I was at a scene once where a man shot his wife in the head while she was on the telephone with 911 and while two of their children looked on. He then turned the gun on himself and compounded the injury to the children by also committing suicide in front of them. One of the young brothers who witnessed the incident said that the battery (the shell casing) from his Daddy’s gun had hit him.
It’s enough to test your faith.
The world used to seem out of control. Many times I thought I wanted no part of any God who would let this continue. How could a God who is omniscient and omnipotent not intervene? The only conclusion I could reach was that God did not exist. I believed (and was naïve enough to believe that it was an original concept) that we created God in our own image, as a sort of consolation prize. Given the choice between an eternity in heaven or an eternal dirt nap, many opt for the clouds and harps.

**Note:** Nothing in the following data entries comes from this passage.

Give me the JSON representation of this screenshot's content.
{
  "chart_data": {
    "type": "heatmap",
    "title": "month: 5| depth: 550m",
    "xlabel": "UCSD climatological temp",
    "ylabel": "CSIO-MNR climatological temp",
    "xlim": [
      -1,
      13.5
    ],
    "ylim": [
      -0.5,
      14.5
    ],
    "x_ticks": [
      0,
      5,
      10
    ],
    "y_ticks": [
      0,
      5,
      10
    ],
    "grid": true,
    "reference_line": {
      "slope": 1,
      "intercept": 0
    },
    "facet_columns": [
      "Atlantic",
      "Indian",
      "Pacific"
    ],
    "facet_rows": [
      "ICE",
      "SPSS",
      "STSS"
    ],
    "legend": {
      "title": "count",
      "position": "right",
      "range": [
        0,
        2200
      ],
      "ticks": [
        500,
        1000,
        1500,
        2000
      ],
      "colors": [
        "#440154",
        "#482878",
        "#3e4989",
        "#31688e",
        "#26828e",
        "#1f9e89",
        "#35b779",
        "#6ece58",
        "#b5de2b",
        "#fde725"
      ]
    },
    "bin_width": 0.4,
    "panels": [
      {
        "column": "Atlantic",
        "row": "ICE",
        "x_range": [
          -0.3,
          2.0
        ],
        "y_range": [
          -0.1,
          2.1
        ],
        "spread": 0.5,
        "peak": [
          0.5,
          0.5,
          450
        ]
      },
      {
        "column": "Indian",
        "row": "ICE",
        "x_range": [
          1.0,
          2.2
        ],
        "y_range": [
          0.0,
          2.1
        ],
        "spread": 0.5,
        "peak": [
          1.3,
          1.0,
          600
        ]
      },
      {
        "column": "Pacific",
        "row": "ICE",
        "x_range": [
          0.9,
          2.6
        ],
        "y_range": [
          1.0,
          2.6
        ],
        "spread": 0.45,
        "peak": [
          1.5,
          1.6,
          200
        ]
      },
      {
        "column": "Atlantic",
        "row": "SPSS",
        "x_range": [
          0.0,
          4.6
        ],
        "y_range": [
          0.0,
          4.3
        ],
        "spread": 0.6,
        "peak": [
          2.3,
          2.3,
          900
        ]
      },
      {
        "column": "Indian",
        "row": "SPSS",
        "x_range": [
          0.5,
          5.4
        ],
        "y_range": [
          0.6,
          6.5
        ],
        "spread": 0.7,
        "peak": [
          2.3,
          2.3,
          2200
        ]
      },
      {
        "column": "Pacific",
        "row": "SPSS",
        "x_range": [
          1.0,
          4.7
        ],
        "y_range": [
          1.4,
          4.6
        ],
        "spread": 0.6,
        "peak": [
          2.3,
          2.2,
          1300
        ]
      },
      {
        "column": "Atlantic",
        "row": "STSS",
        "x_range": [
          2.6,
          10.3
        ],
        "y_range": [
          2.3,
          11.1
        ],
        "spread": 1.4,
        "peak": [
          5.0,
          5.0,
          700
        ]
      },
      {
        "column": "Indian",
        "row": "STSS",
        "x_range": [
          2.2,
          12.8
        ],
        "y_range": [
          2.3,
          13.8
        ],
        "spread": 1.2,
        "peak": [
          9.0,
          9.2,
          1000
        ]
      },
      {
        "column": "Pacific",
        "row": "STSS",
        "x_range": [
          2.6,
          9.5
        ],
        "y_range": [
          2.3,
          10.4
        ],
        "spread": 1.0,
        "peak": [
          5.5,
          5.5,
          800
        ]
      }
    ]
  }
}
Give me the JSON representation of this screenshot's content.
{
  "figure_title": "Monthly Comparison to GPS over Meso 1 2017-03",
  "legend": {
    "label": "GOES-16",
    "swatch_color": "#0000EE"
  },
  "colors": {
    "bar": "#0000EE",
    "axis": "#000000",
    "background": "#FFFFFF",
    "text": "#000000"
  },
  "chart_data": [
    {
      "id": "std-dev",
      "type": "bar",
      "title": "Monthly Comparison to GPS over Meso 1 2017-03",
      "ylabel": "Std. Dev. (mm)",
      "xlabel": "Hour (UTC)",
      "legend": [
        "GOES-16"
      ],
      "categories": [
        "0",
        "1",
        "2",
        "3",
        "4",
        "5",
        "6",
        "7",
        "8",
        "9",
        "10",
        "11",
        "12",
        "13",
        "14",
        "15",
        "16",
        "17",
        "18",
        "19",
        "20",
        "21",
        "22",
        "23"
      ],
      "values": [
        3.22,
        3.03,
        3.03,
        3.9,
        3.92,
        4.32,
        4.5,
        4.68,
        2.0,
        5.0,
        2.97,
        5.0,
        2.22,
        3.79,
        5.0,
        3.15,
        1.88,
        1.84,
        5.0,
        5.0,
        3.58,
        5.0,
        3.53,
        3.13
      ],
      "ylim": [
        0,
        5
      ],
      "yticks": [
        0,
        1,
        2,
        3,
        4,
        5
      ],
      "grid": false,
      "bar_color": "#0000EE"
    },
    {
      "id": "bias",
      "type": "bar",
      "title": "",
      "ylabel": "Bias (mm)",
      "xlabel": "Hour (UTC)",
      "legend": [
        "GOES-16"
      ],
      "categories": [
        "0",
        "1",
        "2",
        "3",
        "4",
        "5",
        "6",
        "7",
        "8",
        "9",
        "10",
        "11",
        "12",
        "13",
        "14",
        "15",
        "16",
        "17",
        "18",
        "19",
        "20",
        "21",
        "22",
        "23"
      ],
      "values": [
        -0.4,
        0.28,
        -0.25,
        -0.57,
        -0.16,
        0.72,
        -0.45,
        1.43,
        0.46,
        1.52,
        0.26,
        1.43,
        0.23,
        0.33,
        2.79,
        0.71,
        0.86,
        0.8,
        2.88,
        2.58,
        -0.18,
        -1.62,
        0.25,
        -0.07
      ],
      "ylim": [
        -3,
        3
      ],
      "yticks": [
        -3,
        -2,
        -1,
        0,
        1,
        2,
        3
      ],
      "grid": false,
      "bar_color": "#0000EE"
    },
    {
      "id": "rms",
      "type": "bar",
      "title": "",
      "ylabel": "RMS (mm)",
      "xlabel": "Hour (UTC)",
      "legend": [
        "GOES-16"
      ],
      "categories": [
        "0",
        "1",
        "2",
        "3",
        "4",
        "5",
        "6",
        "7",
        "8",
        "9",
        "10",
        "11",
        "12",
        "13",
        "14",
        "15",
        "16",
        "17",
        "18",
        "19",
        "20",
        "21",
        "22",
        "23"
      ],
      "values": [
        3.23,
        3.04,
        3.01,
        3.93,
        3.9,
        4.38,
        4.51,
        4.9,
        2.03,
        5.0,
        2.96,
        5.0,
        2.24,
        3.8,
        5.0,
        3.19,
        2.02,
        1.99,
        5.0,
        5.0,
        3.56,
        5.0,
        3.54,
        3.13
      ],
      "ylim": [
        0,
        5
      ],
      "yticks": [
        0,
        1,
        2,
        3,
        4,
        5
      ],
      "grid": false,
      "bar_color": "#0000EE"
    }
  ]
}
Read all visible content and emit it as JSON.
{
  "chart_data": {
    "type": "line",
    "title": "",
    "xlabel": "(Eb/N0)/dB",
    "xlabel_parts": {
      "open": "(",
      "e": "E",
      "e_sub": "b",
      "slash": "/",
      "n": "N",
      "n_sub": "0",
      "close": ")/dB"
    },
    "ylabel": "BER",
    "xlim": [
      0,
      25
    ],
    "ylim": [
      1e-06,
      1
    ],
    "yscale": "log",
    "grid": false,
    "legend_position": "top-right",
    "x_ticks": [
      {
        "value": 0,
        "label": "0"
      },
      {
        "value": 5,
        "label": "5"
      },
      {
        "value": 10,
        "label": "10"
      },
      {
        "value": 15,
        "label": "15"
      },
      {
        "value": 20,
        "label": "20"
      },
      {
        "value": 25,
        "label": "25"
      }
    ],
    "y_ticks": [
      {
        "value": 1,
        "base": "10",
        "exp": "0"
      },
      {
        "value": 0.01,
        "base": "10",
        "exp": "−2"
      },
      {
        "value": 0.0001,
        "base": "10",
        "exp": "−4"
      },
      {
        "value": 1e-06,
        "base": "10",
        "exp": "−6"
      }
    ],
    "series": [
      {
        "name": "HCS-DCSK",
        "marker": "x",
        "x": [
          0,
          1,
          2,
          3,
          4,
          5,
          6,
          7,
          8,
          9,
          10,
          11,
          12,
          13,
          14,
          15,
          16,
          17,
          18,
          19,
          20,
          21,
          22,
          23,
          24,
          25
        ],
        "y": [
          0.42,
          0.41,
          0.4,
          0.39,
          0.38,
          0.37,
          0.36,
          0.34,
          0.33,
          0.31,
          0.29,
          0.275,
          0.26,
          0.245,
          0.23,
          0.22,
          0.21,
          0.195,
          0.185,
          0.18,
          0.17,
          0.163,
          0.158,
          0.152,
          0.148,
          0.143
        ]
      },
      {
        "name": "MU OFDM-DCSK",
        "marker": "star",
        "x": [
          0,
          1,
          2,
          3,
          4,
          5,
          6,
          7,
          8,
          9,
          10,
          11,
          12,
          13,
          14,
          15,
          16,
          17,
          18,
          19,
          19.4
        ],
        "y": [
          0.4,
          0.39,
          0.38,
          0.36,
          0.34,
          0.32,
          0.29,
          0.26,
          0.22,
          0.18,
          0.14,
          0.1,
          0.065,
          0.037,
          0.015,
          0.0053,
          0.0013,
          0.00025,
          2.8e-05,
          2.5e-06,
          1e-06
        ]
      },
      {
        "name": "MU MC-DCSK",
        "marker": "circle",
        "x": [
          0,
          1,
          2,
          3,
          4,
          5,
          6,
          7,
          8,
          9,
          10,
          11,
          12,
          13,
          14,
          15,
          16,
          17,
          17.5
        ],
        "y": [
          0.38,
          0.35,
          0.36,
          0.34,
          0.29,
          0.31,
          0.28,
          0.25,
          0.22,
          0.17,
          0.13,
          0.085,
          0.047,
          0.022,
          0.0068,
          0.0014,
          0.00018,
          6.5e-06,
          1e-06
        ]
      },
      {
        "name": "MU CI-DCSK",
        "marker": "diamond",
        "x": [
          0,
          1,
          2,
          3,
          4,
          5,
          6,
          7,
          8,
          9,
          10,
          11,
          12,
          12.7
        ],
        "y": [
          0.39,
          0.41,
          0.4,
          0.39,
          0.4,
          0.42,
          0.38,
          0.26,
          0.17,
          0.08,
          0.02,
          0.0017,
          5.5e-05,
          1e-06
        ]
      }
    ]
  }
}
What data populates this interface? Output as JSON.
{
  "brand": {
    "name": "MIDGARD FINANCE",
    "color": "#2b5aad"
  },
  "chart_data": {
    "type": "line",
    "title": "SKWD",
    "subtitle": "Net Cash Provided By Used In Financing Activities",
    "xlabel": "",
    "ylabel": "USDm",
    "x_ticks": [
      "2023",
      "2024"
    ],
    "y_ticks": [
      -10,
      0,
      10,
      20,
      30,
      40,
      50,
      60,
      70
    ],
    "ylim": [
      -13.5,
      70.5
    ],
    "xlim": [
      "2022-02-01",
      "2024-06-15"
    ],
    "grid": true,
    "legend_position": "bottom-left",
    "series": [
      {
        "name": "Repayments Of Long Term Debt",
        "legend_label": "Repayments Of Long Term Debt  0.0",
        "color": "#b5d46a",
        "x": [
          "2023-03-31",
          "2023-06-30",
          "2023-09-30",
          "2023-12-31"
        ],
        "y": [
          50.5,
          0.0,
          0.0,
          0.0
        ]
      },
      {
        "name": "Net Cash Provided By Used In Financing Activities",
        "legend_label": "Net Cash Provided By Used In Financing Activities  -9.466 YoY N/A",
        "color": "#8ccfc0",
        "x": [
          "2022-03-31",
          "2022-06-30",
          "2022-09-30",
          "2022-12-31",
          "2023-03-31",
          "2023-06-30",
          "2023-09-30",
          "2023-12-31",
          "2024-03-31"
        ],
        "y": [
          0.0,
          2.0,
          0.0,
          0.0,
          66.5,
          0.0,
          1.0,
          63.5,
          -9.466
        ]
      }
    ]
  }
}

That was of course my own arrogance, my wanting to set myself up as God so that I would have a reason to not follow the rules, to justify my bitterness, to blame the evil in the world on the creator. It took a long time to reconcile God as I now understand Him with the hands-off god I once imagined
I finally realized I was the problem. Blaming God was the easy part. Being part of the solution was hard. Perhaps I was the one who was wrong. Perhaps there are immutable truths and eternal sources of consolation. Perhaps I had to conform. Perhaps I had to realize that I could not come up with all the answers. Perhaps in all the chaos I could be calm and quit being mad. Perhaps in God there is deliverance and redemption.
So when I am confronted with an act of barbarity I still feel the pain, I still mourn for the victim but I no longer blame God. I see Him in the healing, in the ability to recover from loss, the ability to hope when everything is hopeless. I still have the map in my head but now I see acts of grace in a world of wonder, a world full of dreams yet to be lived.
It has been a long, strange trip but for probably the first time in my life I do not feel alone. Not the everyday riding in the car by myself kind of alone, but the cold cosmic aloneness. God is here if I just open my eyes and shut my mouth.